Doch nicht alle innovativen Ansätze konnten bisher so überzeugen. So hat Dirks im Abferkelabteil Freilaufbuchten installiert. Allerdings hält er die Sauen inzwischen wieder während der gesamten Säugephase im Ferkelschutzkorb. „Einige Sauen sind sehr aggressiv, was die Betreuung erschwert. Zudem sind die Erdrückungsverluste deutlich höher – teilweise mehr als zwei Ferkel pro Wurf“, erläutert der Betriebsleiter.
Seine Entscheidung für die Freilaufbuchten bereut er dennoch nicht. Viel mehr sieht Dirks das als Investition in die Zukunft. Er geht davon aus, dass die freie Abferkelung in wenigen Jahren zur Vorschrift wird. „Dann will ich nicht nur die baulichen Vorgaben erfüllen, sondern bereits über Erfahrungen damit verfügen“, blickt der Landwirt nach vorne.
Fazit
Der Niederländer Twan Dirks erzeugt dank seiner abgeschirmten Lage und strengem Hygieneregime hochgesunde Tiere. Die Eigenremontierung nutzt er, um selbst Einfluss auf die Ferkelqualität zu nehmen.

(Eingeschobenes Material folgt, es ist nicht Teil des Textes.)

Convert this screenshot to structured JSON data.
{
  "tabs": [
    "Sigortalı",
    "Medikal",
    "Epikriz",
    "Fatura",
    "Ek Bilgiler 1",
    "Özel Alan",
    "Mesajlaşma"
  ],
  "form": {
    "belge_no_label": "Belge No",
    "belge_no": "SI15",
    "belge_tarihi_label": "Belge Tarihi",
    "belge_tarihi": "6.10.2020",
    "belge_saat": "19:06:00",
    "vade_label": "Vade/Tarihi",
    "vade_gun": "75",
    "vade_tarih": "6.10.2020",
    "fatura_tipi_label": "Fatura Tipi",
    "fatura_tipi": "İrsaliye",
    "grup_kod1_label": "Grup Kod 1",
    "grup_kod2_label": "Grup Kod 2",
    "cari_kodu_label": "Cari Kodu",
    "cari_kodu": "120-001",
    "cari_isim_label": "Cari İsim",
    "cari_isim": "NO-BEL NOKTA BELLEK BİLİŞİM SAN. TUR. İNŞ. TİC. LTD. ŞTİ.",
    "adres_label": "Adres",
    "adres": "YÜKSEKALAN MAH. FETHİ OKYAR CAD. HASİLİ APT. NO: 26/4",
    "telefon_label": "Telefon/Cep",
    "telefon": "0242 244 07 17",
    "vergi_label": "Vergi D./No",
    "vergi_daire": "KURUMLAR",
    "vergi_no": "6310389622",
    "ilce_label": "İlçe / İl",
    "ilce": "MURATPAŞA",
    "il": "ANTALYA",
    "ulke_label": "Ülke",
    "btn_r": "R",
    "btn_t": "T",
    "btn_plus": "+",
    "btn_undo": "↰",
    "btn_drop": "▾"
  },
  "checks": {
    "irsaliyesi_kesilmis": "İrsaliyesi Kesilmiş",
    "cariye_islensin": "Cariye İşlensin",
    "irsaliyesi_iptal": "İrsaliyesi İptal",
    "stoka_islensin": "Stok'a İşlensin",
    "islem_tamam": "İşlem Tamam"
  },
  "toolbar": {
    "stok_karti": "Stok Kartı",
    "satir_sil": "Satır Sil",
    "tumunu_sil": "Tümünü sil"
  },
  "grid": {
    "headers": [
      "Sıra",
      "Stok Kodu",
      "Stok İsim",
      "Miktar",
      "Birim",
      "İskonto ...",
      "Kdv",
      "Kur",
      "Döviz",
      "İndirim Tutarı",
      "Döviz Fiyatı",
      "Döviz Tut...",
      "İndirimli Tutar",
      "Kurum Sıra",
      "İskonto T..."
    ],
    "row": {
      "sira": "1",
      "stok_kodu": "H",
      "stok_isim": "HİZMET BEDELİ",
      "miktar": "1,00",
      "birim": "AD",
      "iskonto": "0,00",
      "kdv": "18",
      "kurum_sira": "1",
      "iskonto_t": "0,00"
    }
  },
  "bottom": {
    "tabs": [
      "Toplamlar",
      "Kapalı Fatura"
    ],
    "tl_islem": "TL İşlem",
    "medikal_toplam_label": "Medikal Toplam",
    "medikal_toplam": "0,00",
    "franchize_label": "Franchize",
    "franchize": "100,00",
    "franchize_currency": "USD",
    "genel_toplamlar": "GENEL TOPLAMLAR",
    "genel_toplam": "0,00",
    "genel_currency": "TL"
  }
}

Der neue Sauenstall besticht durch ein innovatives Baukonzept und hohen Tierwohlstandard. Vor allem der großzügige Lichteinfall und das gute Raumklima sorgen bei Mensch und Tier für ein hohes Wohlbefinden.
Als Zukunftsvision will Dirks eine spezielle Vermarktung auf Basis seines Tierwohl-Stalles aufbauen.